Privacy Policy

Last updated: April 2025

Wordflow AI ("we", "our", or "us") is committed to protecting your personal information and your right to privacy. This Privacy Policy explains how we collect, use, disclose, and safeguard your information when you visit our website wordflow.site or use our AI agent services. We comply with the General Data Protection Regulation (GDPR) and applicable privacy laws across the 50+ countries we serve.

1. Information We Collect

We may collect the following types of personal information:

• Contact Information: Name, email address, WhatsApp number, business name, and business type when you fill out our contact or order forms.
• Communication Data: Messages and conversations sent via WhatsApp, email, or our website chat widget.
• Usage Data: IP address, browser type, pages visited, time spent on pages, and other analytics data collected via Google Analytics and Google Tag Manager.
• Business Data: Information about your business that you provide to train your custom AI agent (products, pricing, FAQs, policies).

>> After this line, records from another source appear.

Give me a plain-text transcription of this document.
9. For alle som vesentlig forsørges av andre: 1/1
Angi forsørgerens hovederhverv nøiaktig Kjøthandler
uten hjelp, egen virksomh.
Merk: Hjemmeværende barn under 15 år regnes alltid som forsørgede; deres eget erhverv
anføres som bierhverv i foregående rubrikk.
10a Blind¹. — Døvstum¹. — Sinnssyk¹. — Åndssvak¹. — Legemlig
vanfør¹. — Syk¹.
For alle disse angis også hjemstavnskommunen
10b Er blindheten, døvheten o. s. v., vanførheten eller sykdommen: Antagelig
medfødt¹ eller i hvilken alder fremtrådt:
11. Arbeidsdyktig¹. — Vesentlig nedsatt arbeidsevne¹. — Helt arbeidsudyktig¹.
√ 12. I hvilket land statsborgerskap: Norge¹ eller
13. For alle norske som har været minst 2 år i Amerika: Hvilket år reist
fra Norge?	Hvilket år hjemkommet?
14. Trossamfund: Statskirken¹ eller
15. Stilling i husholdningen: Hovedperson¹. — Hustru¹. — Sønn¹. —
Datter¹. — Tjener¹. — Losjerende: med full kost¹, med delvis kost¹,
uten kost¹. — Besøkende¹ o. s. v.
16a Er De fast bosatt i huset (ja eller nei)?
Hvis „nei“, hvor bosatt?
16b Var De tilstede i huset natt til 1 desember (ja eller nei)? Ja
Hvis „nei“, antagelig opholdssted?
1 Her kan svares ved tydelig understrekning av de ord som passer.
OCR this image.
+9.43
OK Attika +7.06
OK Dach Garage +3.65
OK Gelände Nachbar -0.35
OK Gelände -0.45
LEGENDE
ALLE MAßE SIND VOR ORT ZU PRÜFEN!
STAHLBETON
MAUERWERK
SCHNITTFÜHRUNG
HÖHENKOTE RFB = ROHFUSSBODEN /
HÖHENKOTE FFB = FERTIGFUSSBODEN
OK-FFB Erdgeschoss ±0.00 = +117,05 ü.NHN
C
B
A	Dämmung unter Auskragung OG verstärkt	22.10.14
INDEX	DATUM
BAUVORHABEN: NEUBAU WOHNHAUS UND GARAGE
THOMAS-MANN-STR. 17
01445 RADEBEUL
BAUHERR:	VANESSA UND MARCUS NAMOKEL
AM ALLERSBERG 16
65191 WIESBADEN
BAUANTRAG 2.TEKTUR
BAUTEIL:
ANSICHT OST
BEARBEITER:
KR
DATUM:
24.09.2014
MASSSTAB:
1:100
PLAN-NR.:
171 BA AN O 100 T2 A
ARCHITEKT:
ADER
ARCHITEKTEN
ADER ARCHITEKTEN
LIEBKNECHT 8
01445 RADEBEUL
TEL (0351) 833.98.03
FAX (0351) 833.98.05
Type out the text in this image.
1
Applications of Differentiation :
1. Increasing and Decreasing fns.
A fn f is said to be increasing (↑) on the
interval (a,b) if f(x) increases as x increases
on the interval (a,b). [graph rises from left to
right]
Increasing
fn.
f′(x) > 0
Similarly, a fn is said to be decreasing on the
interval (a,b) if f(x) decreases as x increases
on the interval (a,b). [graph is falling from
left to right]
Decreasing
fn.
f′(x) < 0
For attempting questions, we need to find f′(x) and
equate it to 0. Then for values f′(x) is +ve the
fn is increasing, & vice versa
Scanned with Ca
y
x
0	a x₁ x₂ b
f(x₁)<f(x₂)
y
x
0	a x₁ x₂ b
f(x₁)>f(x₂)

2. How We Use Your Information

We use the information we collect to:

• Provide, operate, and improve our AI agent services.
• Build, train, and deploy your custom AI agent.
• Communicate with you regarding your account, orders, and support requests.
• Send service updates, new feature announcements, and promotional content (you may opt out at any time).
• Comply with legal obligations and enforce our Terms of Service.
• Analyze usage patterns to improve our website and services.

3. Legal Basis for Processing (GDPR)

For users in the European Economic Area (EEA) and United Kingdom, our legal bases for processing personal data include:

• Contract: Processing necessary to fulfill our service agreement with you.
• Legitimate Interests: Improving our services and communicating with you about relevant updates.
• Consent: Where you have given explicit consent (e.g., marketing communications).
• Legal Obligation: Where we are required to process data by law.

4. Data Sharing and Disclosure

We do not sell your personal data. We may share your information with:

• Service Providers: Third-party vendors who assist in operating our services (e.g., hosting providers, AI infrastructure providers). All are bound by strict data processing agreements.
• Legal Authorities: When required by applicable law, court order, or governmental authority.
• Business Transfers: In connection with any merger, sale, or acquisition of Wordflow AI, with appropriate confidentiality protections.

5. Data Retention

We retain your personal data only as long as necessary to provide our services and fulfill the purposes outlined in this policy. Contact and form data is retained for a maximum of 3 years. You may request deletion of your data at any time by contacting us at wordflow.ai285@gmail.com.

6. Your Rights

Depending on your location, you may have the following rights:

• Access: Request a copy of the personal data we hold about you.
• Rectification: Request correction of inaccurate or incomplete data.
• Erasure: Request deletion of your personal data ("right to be forgotten").
• Portability: Request your data in a structured, machine-readable format.
• Objection: Object to processing based on legitimate interests.
• Withdraw Consent: Withdraw consent at any time where processing is based on consent.

To exercise any of these rights, please contact us at wordflow.ai285@gmail.com. We will respond within 30 days.

7. Cookies and Tracking Technologies

We use cookies and similar tracking technologies to analyze website traffic and improve your experience. These include:

• Google Analytics: Tracks website usage (anonymized IP addresses).
• Google Ads (Tag Manager): Conversion tracking for advertising campaigns.

You may disable cookies in your browser settings. This may affect some functionality of the website.

8. International Data Transfers

As a service operating in 50+ countries, your data may be transferred to and processed in countries outside your own. We ensure all international transfers are protected by appropriate safeguards including Standard Contractual Clauses (SCCs) as approved by the European Commission.

9. Children's Privacy

Our services are not directed to individuals under the age of 16. We do not knowingly collect personal data from children. If we become aware that a child has provided us with personal data, we will delete it immediately.

10. Security

We implement appropriate technical and organizational security measures to protect your personal data against unauthorized access, alteration, disclosure, or destruction. However, no method of transmission over the internet is 100% secure.

11. Changes to This Policy

We may update this Privacy Policy from time to time. We will notify you of significant changes by posting a notice on our website. Your continued use of our services after changes constitutes acceptance of the updated policy.